Harold Ramis
Being a parent is like being an investor. The more wisely you invest in early parenting, the better off you will be later. But just like saving money, not enough young parents are wise about parenting. How you raise your children in their early years will determine how easy or difficult it will be to work with them as they grow older. It will also determine their tendency to be successful in life. Here are two situations with which I am personally familiar.
Case 1: Liberal Parenting
I coached my son’s baseball team for 3 years. It was a rag-tag team of 10-12-year-old boys who wanted to play but couldn’t get on other teams. Some of the boys were there because their parents thought they should be, for the little-league experience. One boy was a real discipline problem for me. He wouldn’t listen to directions and he did as he pleased. One day we were in an indoor batting cage and he wouldn’t wait for his turn to bat. When he jumped in front of another boy, I told him to get out of there and wait his turn. He mouthed off and I told him to go sit down and stay out of the way. He continued to argue and I raised my voice. That was probably not the smartest thing to do, but I am not always perfect. The boy had no respect for me even though I was his manager with inherent authority in matters of being a team member.
As it turns out, his parents had come to pick him up and witnessed some of what had transpired. The father told me they never raised their voice to their son and did not appreciate that I had. I told the father that his son was not being cooperative and was being disruptive. His response was that they did not believe in putting limits on his spirit and creativity. I knew then that this discussion was a lost cause. I told the parents that they could do as they pleased with their son but he could not do as he pleased on this team. The boy did not return to the team and we were better for it.
When it came to his son, this father (and mother) decided not to use parental leverage, authority, or discipline. They believed in letting him find his own path. It’s my opinion that most kids don’t respond well to this treatment. Respect for limits must be learned just as much as an imaginative mind must be allowed to wander and wonder. I don’t think they are mutually exclusive. Certainly others, besides myself, were affected by this undisciplined and spoiled kid. But at least these parents had a philosophy in raising their son.

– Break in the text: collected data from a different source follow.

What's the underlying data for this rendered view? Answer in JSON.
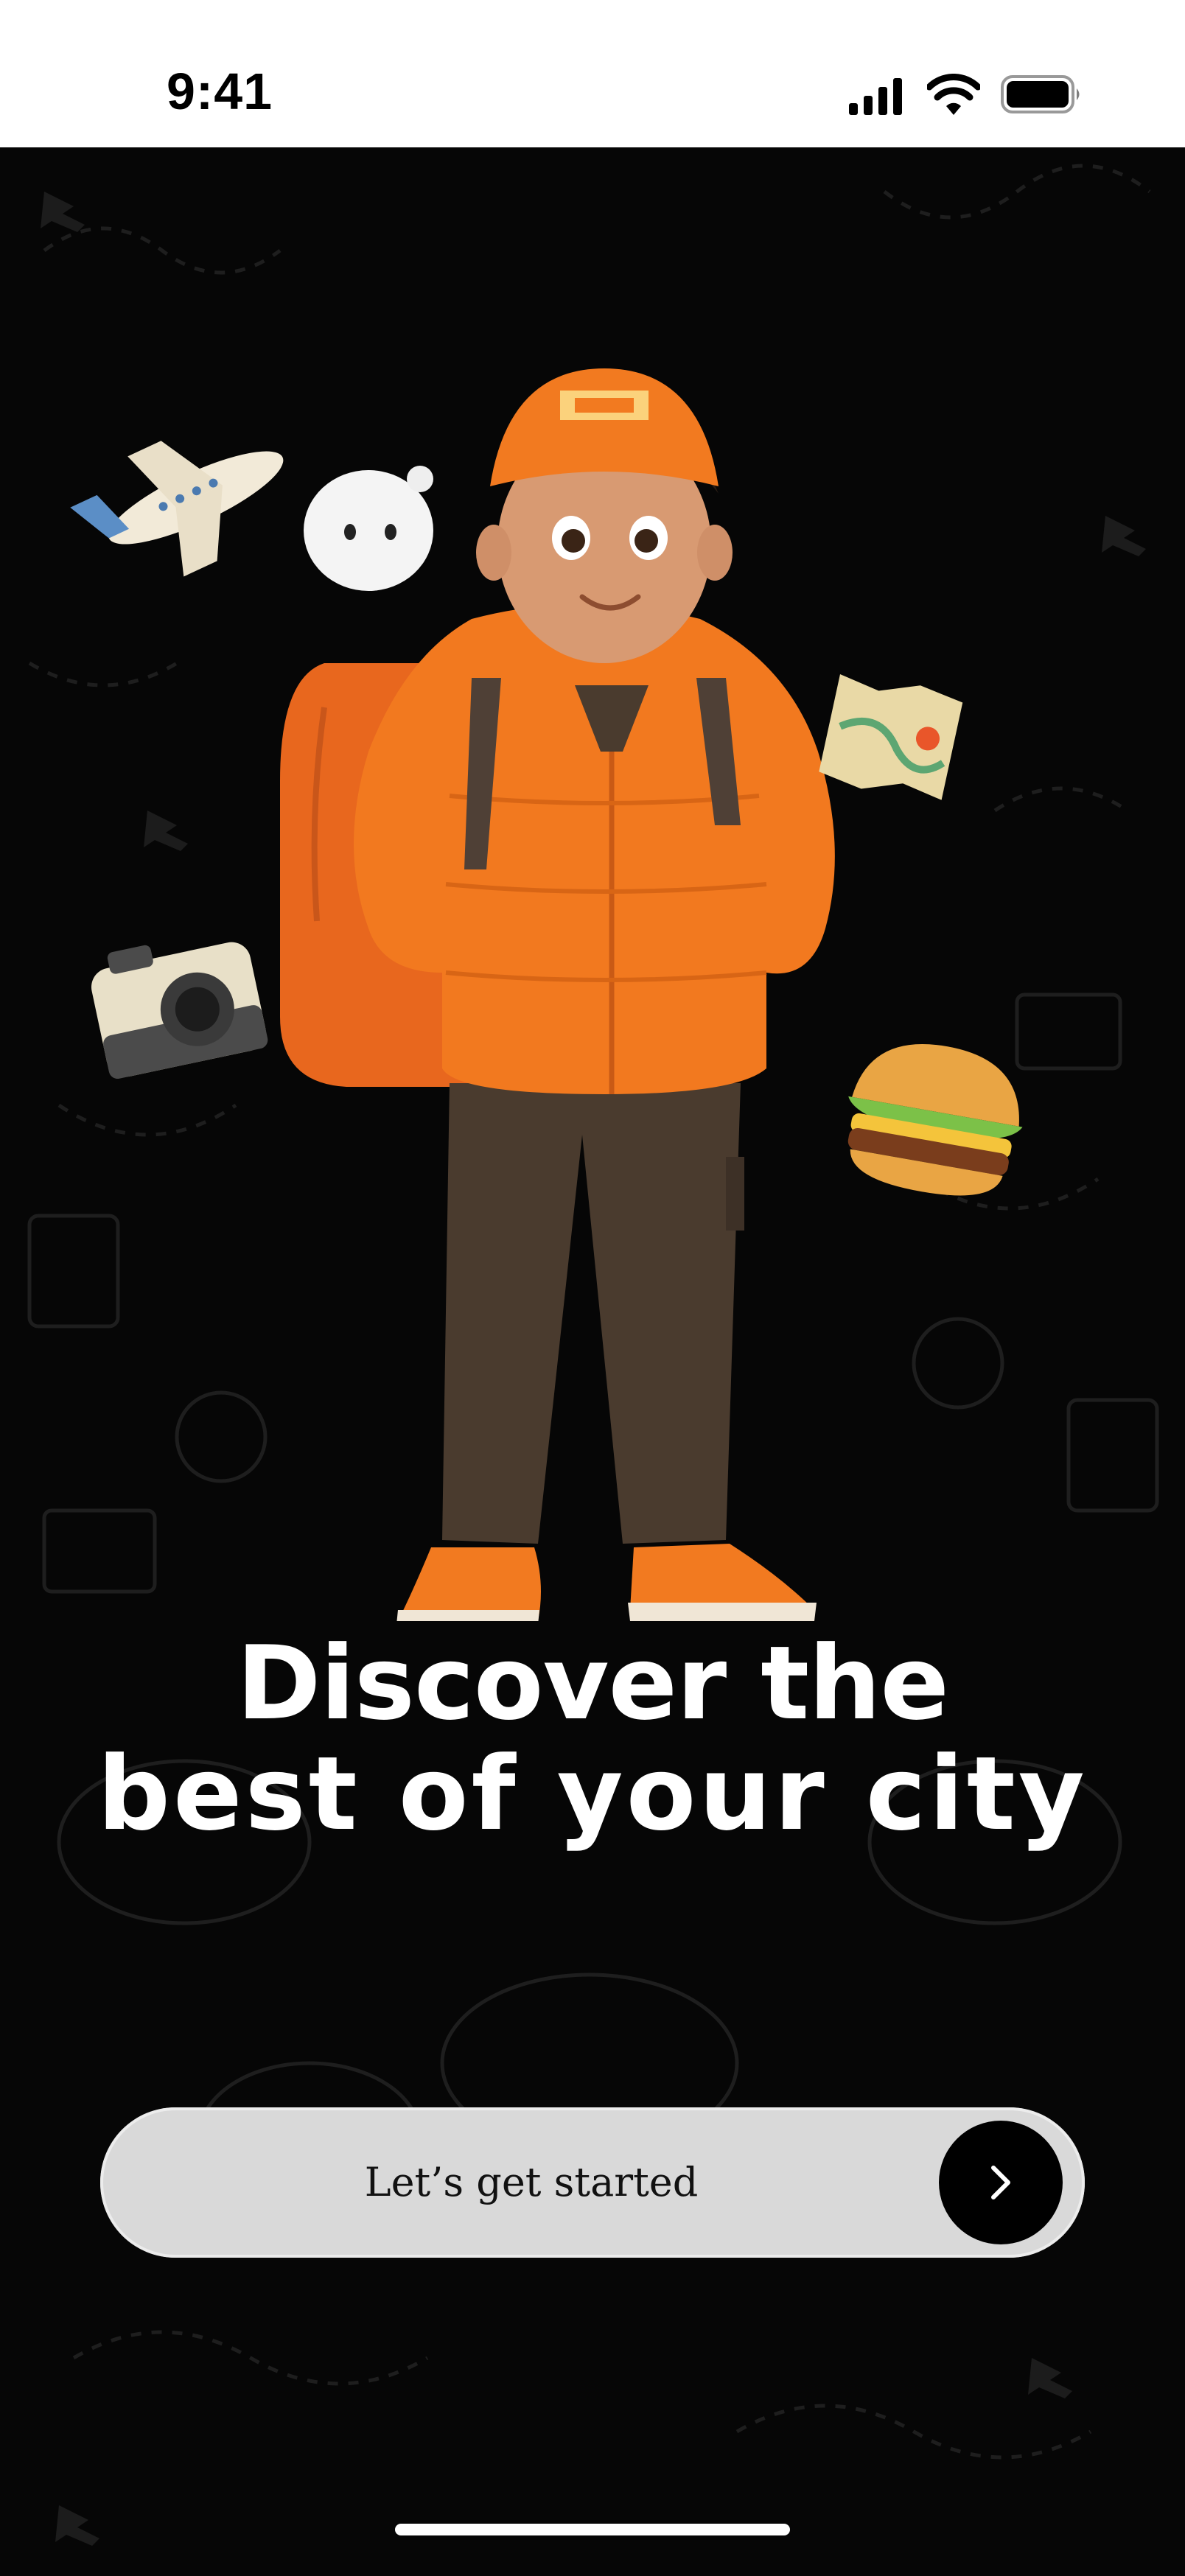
{
  "status_bar": {
    "time": "9:41",
    "icons": [
      "signal-icon",
      "wifi-icon",
      "battery-icon"
    ]
  },
  "hero": {
    "illustration": "traveler-boy-illustration",
    "floating_items": [
      "airplane-icon",
      "ghost-toy-icon",
      "map-icon",
      "camera-icon",
      "burger-icon"
    ]
  },
  "headline": {
    "line1": "Discover the",
    "line2": "best of your city"
  },
  "cta": {
    "label": "Let’s get started",
    "arrow_icon": "chevron-right-icon"
  },
  "colors": {
    "background": "#060606",
    "accent": "#F47B20",
    "button": "#D9D9D9",
    "text": "#FFFFFF"
  }
}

Just a very liberal idea of parenting with which I personally disagreed.
How will the son react to rules as an adult? Will there be any empathy for others? Will his creativity be enhanced by this style of parenting? And if so, will his creativity be good for society or just him? Some of the most creative people on earth are white-collar criminals. Creativity is great, but it should not be destructive or a burden on others. There will be consequences due to their parental style. My money would be on the consequences being more negative than positive.
Case 2: The Enabling Parents
A young man in his mid-twenties delivers pizza for a living. One winter morning he awoke to his car covered with snow and ice. While most of us bundle up and trudge out to remove the snow and/or ice, he called his parents and asked that they have their insurance company get someone to clean off his car. When told he should clear off the car himself, he claimed he didn’t have a shovel. And when his mom said that his dad would bring him a shovel, he said he didn’t want to clean it. I’m not sure if he ever cleaned it off himself, but I doubt it.

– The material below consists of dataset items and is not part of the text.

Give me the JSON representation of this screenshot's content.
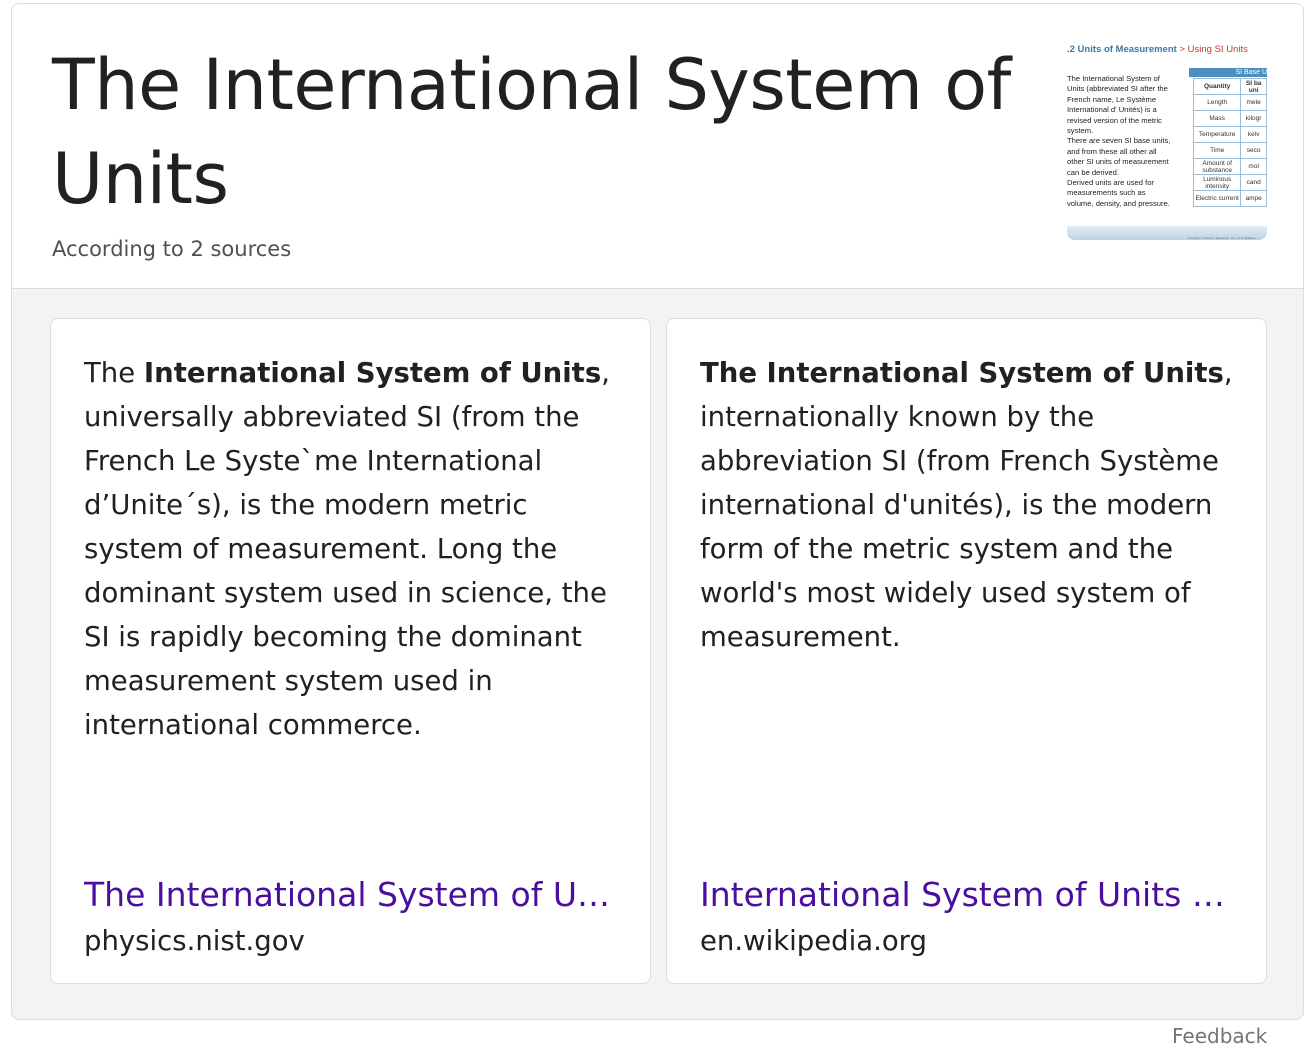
{
  "header": {
    "title": "The International System of Units",
    "subtitle": "According to 2 sources"
  },
  "thumbnail": {
    "breadcrumb_section": ".2 Units of Measurement",
    "breadcrumb_separator": ">",
    "breadcrumb_page": "Using SI Units",
    "table_title": "SI Base U",
    "text_lines": [
      "The International System of",
      "Units (abbreviated SI after the",
      "French name, Le Système",
      "International d' Unités) is a",
      "revised version of the metric",
      "system.",
      "There are seven SI base units,",
      "and from these all other all",
      "other SI units of measurement",
      "can be derived.",
      "Derived units are used for",
      "measurements such as",
      "volume, density, and pressure."
    ],
    "table_header": [
      "Quantity",
      "SI ba uni"
    ],
    "table_rows": [
      [
        "Length",
        "mete"
      ],
      [
        "Mass",
        "kilogr"
      ],
      [
        "Temperature",
        "kelv"
      ],
      [
        "Time",
        "seco"
      ],
      [
        "Amount of substance",
        "mol"
      ],
      [
        "Luminous intensity",
        "cand"
      ],
      [
        "Electric current",
        "ampe"
      ]
    ],
    "copyright": "Copyright © Pearson Education, Inc., or its affiliates."
  },
  "sources": [
    {
      "snippet_prefix": "The ",
      "snippet_bold": "International System of Units",
      "snippet_rest": ", universally abbreviated SI (from the French Le Syste`me International d’Unite´s), is the modern metric system of measurement. Long the dominant system used in science, the SI is rapidly becoming the dominant measurement system used in international commerce.",
      "link_title": "The International System of Units",
      "domain": "physics.nist.gov"
    },
    {
      "snippet_prefix": "",
      "snippet_bold": "The International System of Units",
      "snippet_rest": ", internationally known by the abbreviation SI (from French Système international d'unités), is the modern form of the metric system and the world's most widely used system of measurement.",
      "link_title": "International System of Units - Wikipedia",
      "domain": "en.wikipedia.org"
    }
  ],
  "footer": {
    "feedback_label": "Feedback"
  }
}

Even though he is very intelligent, this young man delivers pizza is because he wasted years of college tuition not putting any effort into his education. He finally passed a technical course as an mechanic but he doesn’t want to do that work. He’d rather just drive around, deliver pizza and have his parents pay his bills. Undoubtedly, there is some degree of psychological problems with this son who should be much more responsible and independent of his parents. But the parents did him no favors by allowing this type of behavior in the past.

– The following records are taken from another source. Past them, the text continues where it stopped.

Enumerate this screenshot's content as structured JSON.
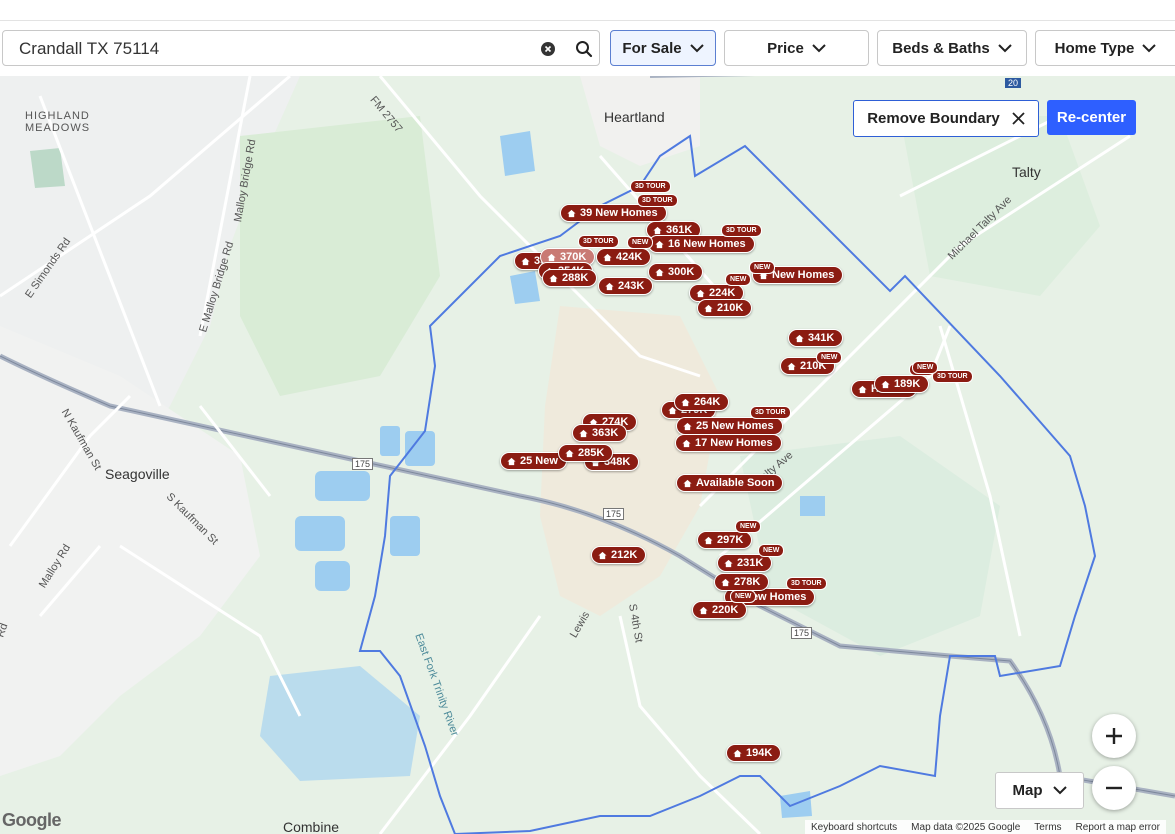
{
  "search": {
    "value": "Crandall TX 75114"
  },
  "filters": [
    {
      "label": "For Sale"
    },
    {
      "label": "Price"
    },
    {
      "label": "Beds & Baths"
    },
    {
      "label": "Home Type"
    }
  ],
  "map_controls": {
    "remove_boundary": "Remove Boundary",
    "recenter": "Re-center",
    "map_type": "Map"
  },
  "attribution": {
    "shortcuts": "Keyboard shortcuts",
    "data": "Map data ©2025 Google",
    "terms": "Terms",
    "report": "Report a map error",
    "logo": "Google"
  },
  "places": {
    "heartland": "Heartland",
    "highland": "HIGHLAND",
    "meadows": "MEADOWS",
    "talty": "Talty",
    "seagoville": "Seagoville",
    "combine": "Combine",
    "fm2757": "FM 2757",
    "malloy_bridge_rd": "Malloy Bridge Rd",
    "e_malloy_bridge_rd": "E Malloy Bridge Rd",
    "e_simonds_rd": "E Simonds Rd",
    "n_kaufman_st": "N Kaufman St",
    "s_kaufman_st": "S Kaufman St",
    "malloy_rd": "Malloy Rd",
    "michael_talty_ave": "Michael Talty Ave",
    "talty_ave": "Talty Ave",
    "lewis": "Lewis",
    "s_4th_st": "S 4th St",
    "east_fork": "East Fork Trinity River",
    "hwy175a": "175",
    "hwy175b": "175",
    "hwy175c": "175",
    "i20": "20",
    "rd": "Rd"
  },
  "listings": [
    {
      "label": "39 New Homes"
    },
    {
      "label": "361K"
    },
    {
      "label": "16 New Homes"
    },
    {
      "label": "370K"
    },
    {
      "label": "424K"
    },
    {
      "label": "354K"
    },
    {
      "label": "288K"
    },
    {
      "label": "300K"
    },
    {
      "label": "243K"
    },
    {
      "label": "333K"
    },
    {
      "label": "New Homes"
    },
    {
      "label": "224K"
    },
    {
      "label": "210K"
    },
    {
      "label": "341K"
    },
    {
      "label": "210K"
    },
    {
      "label": "189K"
    },
    {
      "label": "Homes"
    },
    {
      "label": "274K"
    },
    {
      "label": "363K"
    },
    {
      "label": "264K"
    },
    {
      "label": "279K"
    },
    {
      "label": "25 New Homes"
    },
    {
      "label": "17 New Homes"
    },
    {
      "label": "25 New"
    },
    {
      "label": "285K"
    },
    {
      "label": "348K"
    },
    {
      "label": "Available Soon"
    },
    {
      "label": "297K"
    },
    {
      "label": "231K"
    },
    {
      "label": "278K"
    },
    {
      "label": "New Homes"
    },
    {
      "label": "220K"
    },
    {
      "label": "212K"
    },
    {
      "label": "194K"
    }
  ],
  "badges": [
    {
      "label": "3D TOUR"
    },
    {
      "label": "3D TOUR"
    },
    {
      "label": "3D TOUR"
    },
    {
      "label": "3D TOUR"
    },
    {
      "label": "NEW"
    },
    {
      "label": "NEW"
    },
    {
      "label": "NEW"
    },
    {
      "label": "NEW"
    },
    {
      "label": "3D TOUR"
    },
    {
      "label": "NEW"
    },
    {
      "label": "3D TOUR"
    },
    {
      "label": "NEW"
    },
    {
      "label": "NEW"
    },
    {
      "label": "NEW"
    },
    {
      "label": "3D TOUR"
    },
    {
      "label": "NEW"
    }
  ]
}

A few years later, this same young man was in legal trouble and true to form, his father got him a lawyer. The lawyer told him to write his version of the incident. But that was too much like work to the son and despite pleas from his parents, he refused to write it. Eventually, his father drafted the son’s version of the incident for him, as I’m sure he expected would happen. The parents could not allow themselves to see their son get the punishment he deserved. They knew he couldn’t handle it emotionally. He lived in a different world, a world devoid of personal responsibility. How they are dealing with their son and his issues is destroying them and not helping their son.
I don’t know when and how this behavior all started. I cannot say for sure that the parents were too permissive when he was younger. Generally speaking, however, when children are very young we help and coddle them and sometimes forget to allow them to struggle on their own as they grow older and mature. Situations like this one can get out of hand when we allow misbehavior to continue without correction. It is essential in a good parent-child relationship to have respect for each other and balance in your actions and reactions, especially through discipline and love. Usually, disciplining IS showing love!
How to reign in an out-of-control older child is not something about which I have many answers, nor do many other parents. It goes back to the caveat in my book, “The Power of Dadhood”, that successful parenting is more about prevention of behaviors, not correcting them later on. In other words, set standards and consequences early on and be consistent about them. If you do not, your battles will be beyond difficult and possibly tragic.
Always ask yourself, "Will my help make my child stronger or weaker?"